At one press conference, Ms. Ashton; the Spanish foreign minister,
Miguel Ángel Moratinos; and the former European commissioner for
development, Karel De Gucht, contradicted one another’s figures on how
much the Union was spending in Haiti.

Meanwhile, Mr. Van Rompuy has been trying to mark out economic policy,
traditionally a preserve of the commission, as his main priority. That
has caused tension with Mr. Barroso.

Mr. Van Rompuy is also now arguing for a seat on the Group of 20, in
addition to Mr. Barroso’s G-20 seat, even though the United States
believes that Europeans are overrepresented.

“You always have that kind of gray zone where people have to lean to
know where their limits are,” a European diplomat said, speaking on
condition of anonymity because of the sensitivity of the subject.

At the same time, the new powers of the European Parliament look certain
to complicate the making of decisions on the international stage.
Earlier this month, Washington was rebuffed by the Parliament, which —
emboldened by its new Lisbon Treaty powers — voted down the so-called
Swift agreement allowing the United States access to information on bank
transfers.

Under Lisbon, the deputies will have the power to reject trade deals and
have a powerful say on agriculture legislation.

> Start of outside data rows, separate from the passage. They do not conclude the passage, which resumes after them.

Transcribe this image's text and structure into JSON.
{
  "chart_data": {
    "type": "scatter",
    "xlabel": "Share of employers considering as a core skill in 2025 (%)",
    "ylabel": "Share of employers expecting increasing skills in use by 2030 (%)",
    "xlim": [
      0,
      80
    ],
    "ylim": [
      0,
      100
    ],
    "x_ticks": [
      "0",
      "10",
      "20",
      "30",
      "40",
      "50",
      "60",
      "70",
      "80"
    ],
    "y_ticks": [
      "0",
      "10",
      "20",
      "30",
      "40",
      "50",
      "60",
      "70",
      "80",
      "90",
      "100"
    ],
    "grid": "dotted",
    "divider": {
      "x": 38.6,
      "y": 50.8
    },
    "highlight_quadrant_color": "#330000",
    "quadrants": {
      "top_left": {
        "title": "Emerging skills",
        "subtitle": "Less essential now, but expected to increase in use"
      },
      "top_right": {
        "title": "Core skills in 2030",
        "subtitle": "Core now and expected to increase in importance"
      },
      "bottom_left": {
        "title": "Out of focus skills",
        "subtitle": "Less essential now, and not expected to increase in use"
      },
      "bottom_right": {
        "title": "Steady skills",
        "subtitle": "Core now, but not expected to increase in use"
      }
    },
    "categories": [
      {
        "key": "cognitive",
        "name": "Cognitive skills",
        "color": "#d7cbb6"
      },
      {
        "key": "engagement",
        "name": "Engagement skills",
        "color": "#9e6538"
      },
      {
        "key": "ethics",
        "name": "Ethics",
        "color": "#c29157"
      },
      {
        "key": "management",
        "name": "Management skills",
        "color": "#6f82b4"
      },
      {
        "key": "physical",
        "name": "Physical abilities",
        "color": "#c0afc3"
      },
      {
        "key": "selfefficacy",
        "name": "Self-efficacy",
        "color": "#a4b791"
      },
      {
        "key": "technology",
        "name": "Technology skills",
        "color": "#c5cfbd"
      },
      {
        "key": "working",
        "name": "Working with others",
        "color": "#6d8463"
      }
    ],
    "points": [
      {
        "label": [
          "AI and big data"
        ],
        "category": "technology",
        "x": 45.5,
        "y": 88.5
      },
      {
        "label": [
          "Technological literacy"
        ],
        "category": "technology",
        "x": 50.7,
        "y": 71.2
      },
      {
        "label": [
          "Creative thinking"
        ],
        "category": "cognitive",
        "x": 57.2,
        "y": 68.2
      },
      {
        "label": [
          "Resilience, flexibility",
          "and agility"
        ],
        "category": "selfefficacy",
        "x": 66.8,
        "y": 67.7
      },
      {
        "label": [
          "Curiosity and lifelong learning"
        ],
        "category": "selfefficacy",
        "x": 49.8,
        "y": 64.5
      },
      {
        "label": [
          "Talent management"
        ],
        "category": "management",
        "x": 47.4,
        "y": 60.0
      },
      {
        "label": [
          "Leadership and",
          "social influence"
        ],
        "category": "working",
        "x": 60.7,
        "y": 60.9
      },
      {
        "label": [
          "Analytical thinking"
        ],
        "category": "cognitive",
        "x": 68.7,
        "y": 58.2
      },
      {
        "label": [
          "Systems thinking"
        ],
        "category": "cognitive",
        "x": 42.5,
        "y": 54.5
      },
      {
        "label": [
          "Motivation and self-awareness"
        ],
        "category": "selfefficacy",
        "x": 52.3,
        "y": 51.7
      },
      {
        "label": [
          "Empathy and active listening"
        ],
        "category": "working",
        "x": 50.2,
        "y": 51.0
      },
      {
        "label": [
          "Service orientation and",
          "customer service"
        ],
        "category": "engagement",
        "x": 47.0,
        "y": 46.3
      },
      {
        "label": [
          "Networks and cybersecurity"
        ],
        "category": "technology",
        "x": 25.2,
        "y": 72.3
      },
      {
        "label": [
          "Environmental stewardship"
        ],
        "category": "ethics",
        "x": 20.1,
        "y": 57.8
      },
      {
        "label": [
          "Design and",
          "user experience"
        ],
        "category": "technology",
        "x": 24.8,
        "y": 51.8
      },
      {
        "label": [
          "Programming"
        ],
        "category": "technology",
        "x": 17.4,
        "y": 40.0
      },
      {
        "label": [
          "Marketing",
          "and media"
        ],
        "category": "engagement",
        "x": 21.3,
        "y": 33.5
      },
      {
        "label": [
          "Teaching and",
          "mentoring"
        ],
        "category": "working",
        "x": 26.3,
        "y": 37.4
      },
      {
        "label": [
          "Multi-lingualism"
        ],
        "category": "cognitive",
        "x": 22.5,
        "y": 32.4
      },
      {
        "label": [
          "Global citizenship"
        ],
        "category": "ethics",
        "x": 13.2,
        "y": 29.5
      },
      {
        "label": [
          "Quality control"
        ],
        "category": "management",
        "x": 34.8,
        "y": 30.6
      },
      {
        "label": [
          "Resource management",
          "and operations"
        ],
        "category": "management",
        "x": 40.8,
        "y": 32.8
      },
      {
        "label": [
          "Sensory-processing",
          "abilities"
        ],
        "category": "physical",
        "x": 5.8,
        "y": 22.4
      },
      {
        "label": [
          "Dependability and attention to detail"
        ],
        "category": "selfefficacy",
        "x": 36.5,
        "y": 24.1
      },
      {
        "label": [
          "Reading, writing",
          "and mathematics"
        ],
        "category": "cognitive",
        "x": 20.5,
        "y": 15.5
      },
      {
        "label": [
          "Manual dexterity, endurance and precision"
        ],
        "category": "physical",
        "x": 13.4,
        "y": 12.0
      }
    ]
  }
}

Mr. Missiroli said that
the Parliament was growing into a role similar to that of Congress in
the United States.

Supporters of the treaty argue that it was never going to deliver
instant results. “It is difficult,” said Charles Grant, director of the
Center for European Reform, “to write off what has not been built,”
referring the new European diplomatic corps.

“Turf wars are a characteristic of bureaucracies since 10,000 years
B.C.,” he said. “Bureaucracies fight other bureaucracies. Everyone knew
this would happen.”

The consensus is that it will take anything from one to five years for
the system to start delivering.

“It may be that we will have to sing a requiem of broken hopes in two
years’ time,” Mr. Klau said, “but it is certainly too early now.”